The Edge calls Trigger Happy a "seminal piece of work." For the first time ever, an aficionado with a knowledge of art, culture, and a real love of gaming takes a critical look at the future of our videogames, and compares their aesthetic and economic impact on society to that of film. Thirty years after the invention of the simplest of games, more videogames are played by adults than children. This revolutionary book is the first-ever academically worthy and deeply engaging critique of one of today's most popular forms of play: videogames are on track to supersede movies as the most innovative form of entertainment in the new century.


Spotlight customer reviews:

Customer Rating: Average rating of 5/5Average rating of 5/5Average rating of 5/5Average rating of 5/5Average rating of 5/5
Summary: A Great Piece of Literature
Comment: This book is not a list of dates and events, it is an insightful look into what videogames really are, and their paradoxes and parallels to the real world. I normally dislike reading books without a story, but I literally had trouble putting this down. "I should go to sleep... one more page... okay, lemme just finish this chapter." Buy it now.

Customer Rating: Average rating of 3/5Average rating of 3/5Average rating of 3/5Average rating of 3/5Average rating of 3/5
Summary: Nice... but where's the rest?
Comment: Poole has a good point to make, and he makes it in the first chapter (that gamers are not social outcasts and games are a form of storytelling every bit as viable as film or literature). Unfortunately, he has about fifty other half-points to make and never finishes a single one of them. He makes a huge deal out of gender (hello... women have made up a nice percentage of gamers since the Pac-Man days!), which seems really counterproductive. His memoir-like descriptions of E3 and its Tokyo equivalent are entertaining, and he is a gifted writer, but 'Trigger Happy' reads like a conversation with a friend who missed an entire generation of gaming.

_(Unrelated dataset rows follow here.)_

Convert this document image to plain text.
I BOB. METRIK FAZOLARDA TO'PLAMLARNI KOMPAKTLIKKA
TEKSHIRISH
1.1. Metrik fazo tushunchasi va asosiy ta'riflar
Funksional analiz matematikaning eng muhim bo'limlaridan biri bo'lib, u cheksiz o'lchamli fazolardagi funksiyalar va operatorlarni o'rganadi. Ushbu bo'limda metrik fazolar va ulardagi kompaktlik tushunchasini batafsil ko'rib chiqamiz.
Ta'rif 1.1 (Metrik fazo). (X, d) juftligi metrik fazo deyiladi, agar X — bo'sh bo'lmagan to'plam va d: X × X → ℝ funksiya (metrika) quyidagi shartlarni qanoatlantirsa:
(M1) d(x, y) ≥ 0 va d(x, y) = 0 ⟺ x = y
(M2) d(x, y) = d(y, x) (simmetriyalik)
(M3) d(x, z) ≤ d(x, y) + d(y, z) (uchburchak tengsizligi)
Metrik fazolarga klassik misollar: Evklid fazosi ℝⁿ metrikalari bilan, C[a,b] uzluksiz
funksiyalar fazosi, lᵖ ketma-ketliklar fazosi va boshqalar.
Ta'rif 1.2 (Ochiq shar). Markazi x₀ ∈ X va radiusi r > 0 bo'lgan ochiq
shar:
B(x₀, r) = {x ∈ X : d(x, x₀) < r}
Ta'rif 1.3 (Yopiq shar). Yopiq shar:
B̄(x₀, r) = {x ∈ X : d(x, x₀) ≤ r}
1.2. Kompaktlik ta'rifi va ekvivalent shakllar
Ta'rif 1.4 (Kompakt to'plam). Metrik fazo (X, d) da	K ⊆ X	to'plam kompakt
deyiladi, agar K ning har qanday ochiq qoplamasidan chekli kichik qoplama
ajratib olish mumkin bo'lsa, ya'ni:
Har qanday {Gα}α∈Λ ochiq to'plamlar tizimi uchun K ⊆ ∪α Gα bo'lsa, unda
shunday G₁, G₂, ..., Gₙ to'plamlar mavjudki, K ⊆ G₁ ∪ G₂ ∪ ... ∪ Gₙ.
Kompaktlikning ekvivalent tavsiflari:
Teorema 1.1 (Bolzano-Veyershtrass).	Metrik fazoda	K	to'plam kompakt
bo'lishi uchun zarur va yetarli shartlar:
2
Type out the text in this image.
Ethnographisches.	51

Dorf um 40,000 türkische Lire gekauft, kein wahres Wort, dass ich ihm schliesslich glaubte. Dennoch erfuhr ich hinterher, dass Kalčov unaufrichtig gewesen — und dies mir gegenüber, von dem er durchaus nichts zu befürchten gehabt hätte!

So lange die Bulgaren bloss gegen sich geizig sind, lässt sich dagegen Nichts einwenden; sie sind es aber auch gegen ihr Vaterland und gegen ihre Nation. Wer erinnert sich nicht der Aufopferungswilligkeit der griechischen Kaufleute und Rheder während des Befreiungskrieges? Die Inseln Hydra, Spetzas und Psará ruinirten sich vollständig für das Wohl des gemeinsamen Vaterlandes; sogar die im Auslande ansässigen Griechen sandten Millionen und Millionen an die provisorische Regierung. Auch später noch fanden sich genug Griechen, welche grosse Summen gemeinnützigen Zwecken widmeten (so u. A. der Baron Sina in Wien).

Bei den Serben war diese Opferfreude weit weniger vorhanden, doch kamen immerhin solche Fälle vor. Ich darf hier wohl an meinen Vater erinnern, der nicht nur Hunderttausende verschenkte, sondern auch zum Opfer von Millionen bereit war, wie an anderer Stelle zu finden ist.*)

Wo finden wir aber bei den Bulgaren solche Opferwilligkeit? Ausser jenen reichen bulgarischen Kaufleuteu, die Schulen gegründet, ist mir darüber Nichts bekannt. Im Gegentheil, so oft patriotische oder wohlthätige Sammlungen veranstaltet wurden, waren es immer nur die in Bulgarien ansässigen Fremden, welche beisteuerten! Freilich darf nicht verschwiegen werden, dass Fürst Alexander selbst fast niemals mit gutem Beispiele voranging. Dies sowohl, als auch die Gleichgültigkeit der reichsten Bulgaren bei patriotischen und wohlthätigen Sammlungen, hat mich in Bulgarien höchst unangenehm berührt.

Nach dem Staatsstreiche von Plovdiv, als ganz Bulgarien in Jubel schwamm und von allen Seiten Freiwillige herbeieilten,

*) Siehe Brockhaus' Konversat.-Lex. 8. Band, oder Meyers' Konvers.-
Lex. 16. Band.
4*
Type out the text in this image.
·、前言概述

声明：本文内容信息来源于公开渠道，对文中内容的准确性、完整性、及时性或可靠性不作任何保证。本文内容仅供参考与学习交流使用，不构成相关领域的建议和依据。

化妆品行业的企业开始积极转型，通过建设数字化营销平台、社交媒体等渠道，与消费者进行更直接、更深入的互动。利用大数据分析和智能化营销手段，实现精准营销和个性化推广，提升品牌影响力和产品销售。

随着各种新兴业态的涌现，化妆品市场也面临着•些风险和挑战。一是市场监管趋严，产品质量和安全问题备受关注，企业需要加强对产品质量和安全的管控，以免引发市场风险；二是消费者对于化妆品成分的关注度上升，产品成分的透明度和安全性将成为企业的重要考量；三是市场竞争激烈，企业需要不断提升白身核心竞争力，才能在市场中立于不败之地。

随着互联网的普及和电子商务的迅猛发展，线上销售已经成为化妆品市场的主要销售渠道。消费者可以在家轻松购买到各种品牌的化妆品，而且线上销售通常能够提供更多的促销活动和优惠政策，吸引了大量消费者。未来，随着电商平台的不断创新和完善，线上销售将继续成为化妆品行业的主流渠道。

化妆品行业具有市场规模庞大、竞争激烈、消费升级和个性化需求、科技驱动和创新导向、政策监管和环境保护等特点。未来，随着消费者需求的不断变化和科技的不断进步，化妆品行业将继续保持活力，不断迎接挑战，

Customer Rating: Average rating of 3/5Average rating of 3/5Average rating of 3/5Average rating of 3/5Average rating of 3/5
Summary: A bit more please.
Comment: February 11, 2003

I'm a game player, but nowhere near the enthusiast that
many young men (and women, says author Poole) have
become today. I don't own an expensive home system,
unless you count my computer, but I am old enough to
remember most of the video game revolution of the 70's.
I found `Trigger Happy' a little too dedicated to the
examination of form (and only a few sorts of forms at
that).

Some of Poole's conclusions about the psychology behind
game-playing and game-evolution are interesting, but others
are downright tedious. (The evolution and complex
significance of the power up?) More interesting areas are
available that he jumps over, unless a companion effort is
in the making. There should be more testimony here. From
gamers, addicts, designers, doctors, marketers, Hollywood,
you name it.

Video games are huge, will become more huge, and might
some day begin playing us, who knows? As a person with a
possible future endlessly jumping over flaming barrels, I'd
like something a little more substantial.


Customer Rating: Average rating of 2/5Average rating of 2/5Average rating of 2/5Average rating of 2/5Average rating of 2/5
Summary: Bland at best.
Comment: This book refers to the psychological impact of games, or rather, it tries to. Author Steven Poole even admits to not enjoying playing games, so what business does he have writing a book about them? Somewhat informative, but very dry. Print quality is also average--The pictures look as if they were photocopied in a convenience store.

Customer Rating: Average rating of 3/5Average rating of 3/5Average rating of 3/5Average rating of 3/5Average rating of 3/5
Summary: Doesn't go far enough
Comment: An intelligent, broad ranging discussion of videogames. Poole is right to regard videogames as a medium, and one that needs to be evaluated on its own terms instead of compared with books or movies. He brings in an intriguing array of references on art, semiotics, literary theory and other topics to the discussion, and his writing is accessible and smooth.

The flaw in this book is focussing too narrowly on twitch games, mostly the combat/exploration games like Tomb Raider or Metal Gear Solid. Poole can't be bothered with god-games like Populous or Sim-City or pure exploration-puzzle games like Myst, and says as much. He misses out on a huge realm of other styles of game and playing experience. This is a shame, because Poole looks like he has the intellectual chops to write a comprehensive book on this subject.

Pool is on to something in the last chapter, when he theorizes that the next frontier is making the player feel responsible for his decisions in the game world. You might feel bad when Aeris buys it in Final Fantasy VII, but it was in a cut scene so you don't feel responsible because it was beyond your control.

For the reasons Poole discusses earlier, this is hard to do in an adventure-style game. If a character dies in a cut scene, it isn't your fault. If she dies in gameplay, you just keep playing it through until she lives. (Kirk didn't accept the no-win situation; why should you?)

However, this is where his distaste for god-games trips him up. Players of Civilization or other management games don't have easy replay buttons. Anybody whose sim-city burns because they under-funded the fire department knows all about actions and consequences. We care about a place if we build it. We don't care about a place if we just wander around shooting things in it.

Also, instilling responsibility in games may be a dead end. Arguably, the whole point of play is to avoid responsibility. Play is a separate realm in which success or failure don't matter in the rest of world. Creating consequences for our actions in a game world would make it too much like work.

This may be why some people find on-line games so addictive. They become like work, instead of play, because there are consequences if you don't play hard enough. You can let down the other players, and your enemies can attack what you have created.

Poole doesn't write about on-line multi-player games, because they barely existed when he wrote this, only a couple of years ago. I think he could write another intriguing book on the subject, if he would just take his eyes off Lara Croft and take a walk through Riven.